January 25, 2026 at 14:44

Andrew Qu
Andrew Qu

For anyone thinking this is just paperwork: think of it as your shield. If something goes wrong, and you documented the two identifiers? You’re protected. Not just legally-but morally. You did your part. And if your pharmacy doesn’t have barcode scanning? Ask for it. Politely. Bring the data. Show them the 75% drop in errors. You’re not being a nuisance-you’re being the person who stops someone’s kid from getting the wrong medicine. That’s worth pushing for.

January 26, 2026 at 03:01

kenneth pillet
kenneth pillet

barcodes work. scan the wristband. scan the med. done. no drama. just do it. why is this hard?

January 26, 2026 at 19:33

Jodi Harding
Jodi Harding

They call it a ‘safety rule.’ But it’s really a test of whether we care enough to slow down.
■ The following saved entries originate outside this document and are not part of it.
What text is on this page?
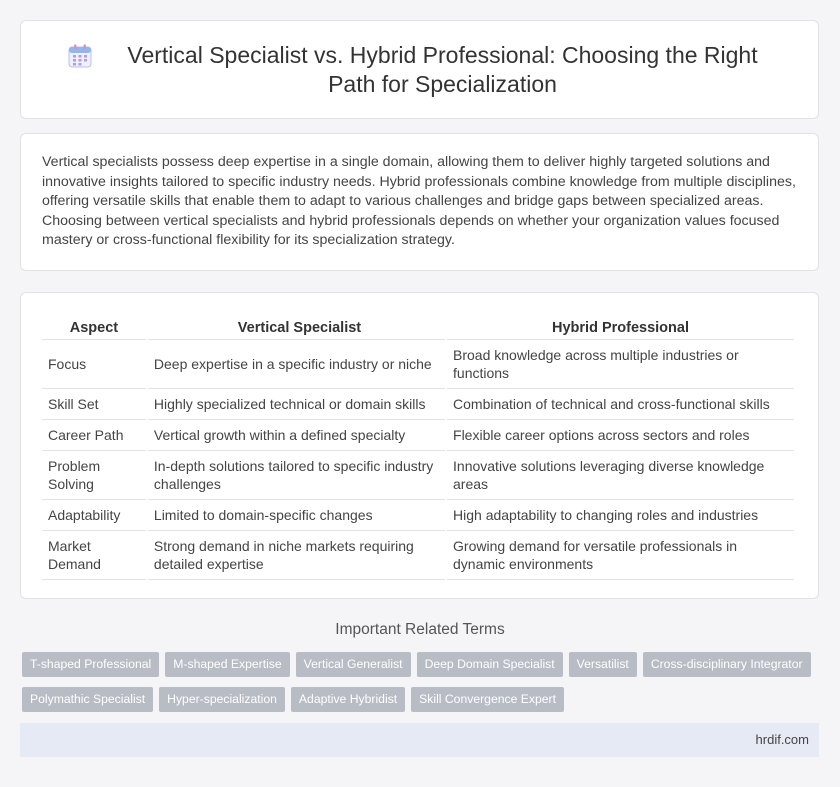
Vertical Specialist vs. Hybrid Professional: Choosing the Right Path for Specialization

Vertical specialists possess deep expertise in a single domain, allowing them to deliver highly targeted solutions and innovative insights tailored to specific industry needs. Hybrid professionals combine knowledge from multiple disciplines, offering versatile skills that enable them to adapt to various challenges and bridge gaps between specialized areas. Choosing between vertical specialists and hybrid professionals depends on whether your organization values focused mastery or cross-functional flexibility for its specialization strategy.

Aspect	Vertical Specialist	Hybrid Professional
Focus	Deep expertise in a specific industry or niche	Broad knowledge across multiple industries or functions
Skill Set	Highly specialized technical or domain skills	Combination of technical and cross-functional skills
Career Path	Vertical growth within a defined specialty	Flexible career options across sectors and roles
Problem Solving	In-depth solutions tailored to specific industry challenges	Innovative solutions leveraging diverse knowledge areas
Adaptability	Limited to domain-specific changes	High adaptability to changing roles and industries
Market Demand	Strong demand in niche markets requiring detailed expertise	Growing demand for versatile professionals in dynamic environments
Important Related Terms
T-shaped Professional	M-shaped Expertise	Vertical Generalist	Deep Domain Specialist	Versatilist	Cross-disciplinary Integrator
Polymathic Specialist	Hyper-specialization	Adaptive Hybridist	Skill Convergence Expert
hrdif.com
We don’t need more tech. We need more humility. And fewer pharmacists who treat verification like a speedrun.

January 27, 2026 at 16:29

Danny Gray
Danny Gray

So… we’re supposed to trust a system that can’t even tell if ‘Sarah Jones’ and ‘S. Jones’ are the same person… but we’re supposed to believe that scanning a barcode will fix everything? That’s like putting a bandaid on a broken leg and calling it ‘innovation.’ The real issue? Healthcare is a profit-driven mess. They don’t fix identification because fixing it would mean admitting the whole system is built on shaky data. And nobody wants to pay for that truth.